In 2015, Westerly ran a campaign called "Word Matters", a response in publication to the funding cuts seen in the arts in federal and state budgets. The campaign published poetry from two young emerging poets, and sought reader engagement in the tweeting of responses online (#westerlywordmatters). Around that time, Westerly developed a more extensive online presence with a new website and social media engagement. The magazine, with the redesign of their website, broadened their publications to include special issues and regular online pieces.

In early 2016, the magazine ran a successful crowdfunding campaign on chuffed.org exceeding their target funding. Funding has also been received from the Copyright Agency Ltd. to support 'Writers Development Program,' which runs annually.

In 2016 Westerly released its first online special issues.

==Description and people==
The journal maintains a specific focus on the Australian and Asian regions, but has published literary and cultural content from international authors. The magazine publishes fiction, poetry, cultural, autobiographic, and scholarly essays, and interviews. The print magazine is published twice a year in July and November, with content published on the website on an ongoing basis.

It is based at the Westerly Centre at the University of Western Australia in Crawley, Western Australia.

As of June 2026 Daniel Juckes is editor of Westerly.

The Westerly archives are housed in Special Collections in the University of Western Australia Library, with a complete digital version of the backset available at the website.

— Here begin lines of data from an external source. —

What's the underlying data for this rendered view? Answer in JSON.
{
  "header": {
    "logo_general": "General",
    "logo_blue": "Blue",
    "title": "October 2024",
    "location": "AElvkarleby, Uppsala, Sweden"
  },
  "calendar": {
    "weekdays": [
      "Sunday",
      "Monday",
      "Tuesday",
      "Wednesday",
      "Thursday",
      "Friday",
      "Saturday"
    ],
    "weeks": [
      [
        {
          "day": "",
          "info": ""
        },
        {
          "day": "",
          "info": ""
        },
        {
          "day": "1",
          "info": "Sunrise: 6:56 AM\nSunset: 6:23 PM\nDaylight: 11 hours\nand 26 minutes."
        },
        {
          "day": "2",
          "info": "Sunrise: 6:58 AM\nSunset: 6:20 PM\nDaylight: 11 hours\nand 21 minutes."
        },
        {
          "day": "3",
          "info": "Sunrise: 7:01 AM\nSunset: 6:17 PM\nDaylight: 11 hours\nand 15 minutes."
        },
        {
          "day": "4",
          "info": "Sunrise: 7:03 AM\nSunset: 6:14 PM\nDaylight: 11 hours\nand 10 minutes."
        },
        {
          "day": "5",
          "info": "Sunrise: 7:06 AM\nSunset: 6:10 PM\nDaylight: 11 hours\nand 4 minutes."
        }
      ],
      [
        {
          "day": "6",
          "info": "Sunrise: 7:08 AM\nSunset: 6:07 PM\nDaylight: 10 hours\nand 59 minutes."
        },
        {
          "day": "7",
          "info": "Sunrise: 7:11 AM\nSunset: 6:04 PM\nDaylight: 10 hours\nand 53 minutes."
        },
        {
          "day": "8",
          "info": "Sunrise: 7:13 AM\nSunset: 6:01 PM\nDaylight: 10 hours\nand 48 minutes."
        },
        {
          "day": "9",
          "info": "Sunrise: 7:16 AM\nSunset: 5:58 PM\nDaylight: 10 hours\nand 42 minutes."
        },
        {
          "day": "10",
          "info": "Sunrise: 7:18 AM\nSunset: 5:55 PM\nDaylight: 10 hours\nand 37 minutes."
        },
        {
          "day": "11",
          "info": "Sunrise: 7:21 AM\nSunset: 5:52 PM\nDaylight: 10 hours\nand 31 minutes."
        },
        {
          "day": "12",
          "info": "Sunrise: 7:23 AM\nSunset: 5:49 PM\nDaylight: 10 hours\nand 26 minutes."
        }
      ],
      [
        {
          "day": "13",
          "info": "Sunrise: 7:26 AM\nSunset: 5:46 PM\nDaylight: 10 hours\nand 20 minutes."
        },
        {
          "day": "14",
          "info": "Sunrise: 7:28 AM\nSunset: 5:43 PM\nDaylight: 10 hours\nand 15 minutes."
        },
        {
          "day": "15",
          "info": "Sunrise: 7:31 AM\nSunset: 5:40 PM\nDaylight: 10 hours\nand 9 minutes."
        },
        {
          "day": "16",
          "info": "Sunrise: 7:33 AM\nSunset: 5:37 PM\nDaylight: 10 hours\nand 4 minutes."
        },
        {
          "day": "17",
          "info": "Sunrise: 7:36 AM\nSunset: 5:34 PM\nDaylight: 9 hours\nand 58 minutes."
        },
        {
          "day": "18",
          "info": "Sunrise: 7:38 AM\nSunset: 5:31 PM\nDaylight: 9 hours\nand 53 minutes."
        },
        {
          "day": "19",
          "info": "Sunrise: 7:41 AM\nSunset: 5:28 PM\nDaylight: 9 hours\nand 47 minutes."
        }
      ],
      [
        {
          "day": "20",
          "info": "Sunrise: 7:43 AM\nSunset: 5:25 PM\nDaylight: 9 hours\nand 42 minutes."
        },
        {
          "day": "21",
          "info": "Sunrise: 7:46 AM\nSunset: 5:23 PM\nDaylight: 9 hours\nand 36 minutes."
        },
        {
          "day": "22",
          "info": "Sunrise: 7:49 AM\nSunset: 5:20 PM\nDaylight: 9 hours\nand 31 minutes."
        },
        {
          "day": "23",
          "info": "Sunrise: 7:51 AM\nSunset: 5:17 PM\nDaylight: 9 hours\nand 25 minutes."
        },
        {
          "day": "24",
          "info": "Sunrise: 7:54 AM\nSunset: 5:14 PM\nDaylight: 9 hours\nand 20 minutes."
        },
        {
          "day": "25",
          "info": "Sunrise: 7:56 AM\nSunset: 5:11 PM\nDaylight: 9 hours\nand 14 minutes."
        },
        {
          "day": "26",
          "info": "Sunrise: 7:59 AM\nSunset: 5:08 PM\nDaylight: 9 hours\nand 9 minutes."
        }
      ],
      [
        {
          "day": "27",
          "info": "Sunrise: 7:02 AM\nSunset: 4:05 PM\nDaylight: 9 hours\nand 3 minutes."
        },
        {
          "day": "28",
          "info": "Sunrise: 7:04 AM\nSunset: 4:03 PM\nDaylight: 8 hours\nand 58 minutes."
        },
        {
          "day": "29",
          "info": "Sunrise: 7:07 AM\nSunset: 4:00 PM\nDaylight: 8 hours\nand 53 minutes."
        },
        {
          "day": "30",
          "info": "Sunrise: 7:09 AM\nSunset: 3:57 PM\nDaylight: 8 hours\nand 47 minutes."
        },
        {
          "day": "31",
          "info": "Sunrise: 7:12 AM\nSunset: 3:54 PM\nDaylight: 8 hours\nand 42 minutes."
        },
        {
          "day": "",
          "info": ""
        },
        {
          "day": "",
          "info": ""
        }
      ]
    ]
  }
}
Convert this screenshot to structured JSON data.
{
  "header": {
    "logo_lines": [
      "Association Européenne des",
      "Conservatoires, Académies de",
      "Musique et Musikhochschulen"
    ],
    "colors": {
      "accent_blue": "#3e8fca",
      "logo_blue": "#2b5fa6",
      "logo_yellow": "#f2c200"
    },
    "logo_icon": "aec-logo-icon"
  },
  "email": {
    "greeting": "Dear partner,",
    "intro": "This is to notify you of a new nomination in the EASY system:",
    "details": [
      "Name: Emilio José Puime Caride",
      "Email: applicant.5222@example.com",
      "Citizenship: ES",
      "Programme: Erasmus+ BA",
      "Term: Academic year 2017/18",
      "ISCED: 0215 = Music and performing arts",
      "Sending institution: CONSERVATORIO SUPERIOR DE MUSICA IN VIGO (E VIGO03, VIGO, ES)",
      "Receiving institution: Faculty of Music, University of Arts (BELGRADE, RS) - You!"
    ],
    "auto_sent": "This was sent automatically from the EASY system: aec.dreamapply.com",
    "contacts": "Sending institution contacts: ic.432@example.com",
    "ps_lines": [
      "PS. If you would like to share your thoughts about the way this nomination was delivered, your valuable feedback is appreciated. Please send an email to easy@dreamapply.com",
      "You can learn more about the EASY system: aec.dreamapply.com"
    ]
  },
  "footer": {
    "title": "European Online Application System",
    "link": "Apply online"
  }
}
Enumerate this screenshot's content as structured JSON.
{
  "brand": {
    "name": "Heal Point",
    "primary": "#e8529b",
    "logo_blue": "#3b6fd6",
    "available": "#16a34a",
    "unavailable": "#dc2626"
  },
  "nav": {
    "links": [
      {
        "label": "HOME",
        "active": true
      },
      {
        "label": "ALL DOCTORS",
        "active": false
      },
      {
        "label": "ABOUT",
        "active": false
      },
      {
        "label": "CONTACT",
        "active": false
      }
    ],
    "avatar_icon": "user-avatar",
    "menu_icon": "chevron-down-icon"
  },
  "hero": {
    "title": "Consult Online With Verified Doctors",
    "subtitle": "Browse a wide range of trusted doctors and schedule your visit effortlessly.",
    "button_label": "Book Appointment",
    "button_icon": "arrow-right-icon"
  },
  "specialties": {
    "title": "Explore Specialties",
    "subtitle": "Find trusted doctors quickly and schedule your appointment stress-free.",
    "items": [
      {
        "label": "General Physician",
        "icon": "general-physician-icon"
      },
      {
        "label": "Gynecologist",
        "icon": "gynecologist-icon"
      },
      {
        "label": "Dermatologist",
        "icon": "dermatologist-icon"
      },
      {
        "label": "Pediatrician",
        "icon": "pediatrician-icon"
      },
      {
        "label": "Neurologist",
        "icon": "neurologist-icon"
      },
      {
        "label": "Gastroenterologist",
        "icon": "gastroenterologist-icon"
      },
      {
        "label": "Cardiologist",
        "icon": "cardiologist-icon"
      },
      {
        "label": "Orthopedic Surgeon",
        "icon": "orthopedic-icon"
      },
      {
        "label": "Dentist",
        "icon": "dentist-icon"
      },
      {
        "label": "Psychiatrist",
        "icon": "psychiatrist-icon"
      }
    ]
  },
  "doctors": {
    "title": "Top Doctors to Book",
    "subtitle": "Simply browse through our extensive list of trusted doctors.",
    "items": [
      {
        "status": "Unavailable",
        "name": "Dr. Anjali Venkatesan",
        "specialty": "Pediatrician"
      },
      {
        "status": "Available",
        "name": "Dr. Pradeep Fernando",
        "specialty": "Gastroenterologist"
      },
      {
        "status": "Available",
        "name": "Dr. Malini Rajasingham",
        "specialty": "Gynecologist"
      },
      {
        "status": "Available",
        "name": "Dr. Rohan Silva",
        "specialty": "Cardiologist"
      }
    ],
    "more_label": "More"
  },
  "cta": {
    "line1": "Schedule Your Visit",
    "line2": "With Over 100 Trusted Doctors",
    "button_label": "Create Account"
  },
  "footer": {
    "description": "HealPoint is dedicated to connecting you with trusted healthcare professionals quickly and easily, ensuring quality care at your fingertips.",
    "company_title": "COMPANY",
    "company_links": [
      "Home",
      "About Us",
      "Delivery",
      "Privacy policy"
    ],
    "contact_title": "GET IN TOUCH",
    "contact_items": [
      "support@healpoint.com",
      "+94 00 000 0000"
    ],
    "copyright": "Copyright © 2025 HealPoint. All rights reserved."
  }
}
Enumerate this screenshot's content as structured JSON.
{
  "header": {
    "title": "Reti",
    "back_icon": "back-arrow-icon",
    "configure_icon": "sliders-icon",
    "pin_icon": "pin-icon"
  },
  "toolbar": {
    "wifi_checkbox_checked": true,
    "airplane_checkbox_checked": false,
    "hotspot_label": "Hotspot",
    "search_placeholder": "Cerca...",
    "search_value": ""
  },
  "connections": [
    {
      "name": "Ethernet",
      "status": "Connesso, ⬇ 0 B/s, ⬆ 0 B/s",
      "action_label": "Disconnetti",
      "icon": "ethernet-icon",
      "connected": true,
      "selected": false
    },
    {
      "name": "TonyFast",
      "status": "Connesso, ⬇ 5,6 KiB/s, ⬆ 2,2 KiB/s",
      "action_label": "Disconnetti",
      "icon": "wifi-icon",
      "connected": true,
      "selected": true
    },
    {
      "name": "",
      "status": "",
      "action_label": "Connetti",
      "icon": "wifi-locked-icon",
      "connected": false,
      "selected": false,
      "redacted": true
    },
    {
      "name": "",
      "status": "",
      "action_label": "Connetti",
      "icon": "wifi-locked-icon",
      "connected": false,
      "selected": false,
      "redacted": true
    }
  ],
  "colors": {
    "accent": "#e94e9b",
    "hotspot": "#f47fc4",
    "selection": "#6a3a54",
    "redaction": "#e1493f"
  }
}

== Notable contributors ==
Notable Westerly writers include Randolph Stow, Dorothy Hewett, T.A.G. Hungerford, and Elizabeth Jolley; highly awarded contemporary writers, including Tim Winton, Kim Scott, and Sally Morgan; and acclaimed local poets John Kinsella, Tracy Ryan, John Mateer, and Lucy Dougan. It has a remit to focus on Western Australian writing, with other interests including the Asia region and Australian literature more generally.

The Patricia Hackett Prize has been awarded by the University of Western Australia for the best original contribution to Westerly each year since 1965.